Corriere del Mezzogiorno (Campania)
Così ho trasformato i loro pensieri in una canzone
«Cifre. Siamo dei numeri sui fogli». Me lo disse con le lacrime agli occhi una detenuta poche ore dopo che le era stato rifiutato un permesso per vedere i suoi figli. È vero. A volte abbiamo meno considerazione per l’esistenza di chi ha sbagliato. Anche se non siamo abituati a giudicare o puntare il dito. Eppure «indossa le mie scarpe e vedi come si porta questo peso e prova a stare sempre in piedi», mi disse Anna, una ragazza arrestata nella retata per droga al Pallonetto di Santa Lucia in cui spacciavano famiglie intere. A lei è stato tolto un bambino. E non è impossibile capire che è un peso che rischia di farti sprofondare.
Queste parole sono diventate una canzone perché loro potessero farsi sentire e anche perché io e anche Amalia, frequentandole per tanti mesi, ci siamo accorte che nelle loro storie, nei loro umori, nel modo di gioire o di ferirsi, c’erano qualcosa di noi. Assomigliarsi non significa necessariamente condividere dei percorsi. Significa sapere che certe cose ti possono capitare perché sei nato e cresciuto in un posto piuttosto che in un altro o perché ti hanno fatto del male o perché hai conosciuto solo il buio.
In questo viaggio nei penitenziari di Fuorni e di Pozzuoli ho capito concretamente che l’indifferenza ci rende complici. Soprattutto nei confronti di chi si assume la responsabilità di quello che ha fatto, non si perdona e ti fa capire con la vita quello su cui noi possiamo solo astrattamente ragionare. Giusy per esempio, in Caine racconta bene quanto i vantaggi di una vita criminale siano sempre effimeri, non servono a raggiungere alcun tipo di felicità. La fine della storia è sempre la stessa, la cella o la morte.
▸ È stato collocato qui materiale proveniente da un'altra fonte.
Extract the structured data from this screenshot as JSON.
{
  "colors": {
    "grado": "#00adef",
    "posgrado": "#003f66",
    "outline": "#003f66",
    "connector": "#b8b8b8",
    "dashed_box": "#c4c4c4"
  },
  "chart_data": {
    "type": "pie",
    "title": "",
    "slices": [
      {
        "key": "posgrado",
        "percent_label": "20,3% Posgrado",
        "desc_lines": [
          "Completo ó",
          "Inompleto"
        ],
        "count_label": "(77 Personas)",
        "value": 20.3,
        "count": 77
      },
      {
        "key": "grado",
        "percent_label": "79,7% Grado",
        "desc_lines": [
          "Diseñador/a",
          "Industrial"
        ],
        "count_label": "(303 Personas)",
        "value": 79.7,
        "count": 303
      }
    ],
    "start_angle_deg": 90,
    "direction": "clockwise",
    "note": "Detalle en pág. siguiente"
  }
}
E ci fai i conti sempre e per sempre.
La prima volta che sono entrata in carcere, a Salerno, non sapevo bene cosa avrei fatto insieme alle donne che stavo per incontrare.
La mia predisposizione, da musicista, all’improvvisazione mi ha portato una sana incoscienza utile per raccogliere ed accogliere le loro storie. Loro lo sanno bene quanto sia importante la musica. Lo è per loro, nelle lunghe giornate vuote: quando le ore sembrano non passare mai, la musica le consola e talvolta le riporta alla vita di fuori.
«Io Sono Te» è nata dal titolo, che è anche il ritornello, perché la prima, potente idea che ti investe quando entri in carcere si basa su una domanda: «E se fossi nata io dov’è nata lei? Se questa esperienza di vita fosse la mia?».
Le strofe sono venute fuori attraverso i nostri incontri e dibattiti, in cui ho chiesto alle detenute di provare a scrivere e a raccontare le loro emozioni. E così, quelle parole scritte sui foglietti sono state raccolte e messe in metrica. E’ stato come spogliarci e contare tutti i nostri lividi. E per me cantare con tante voci nuove.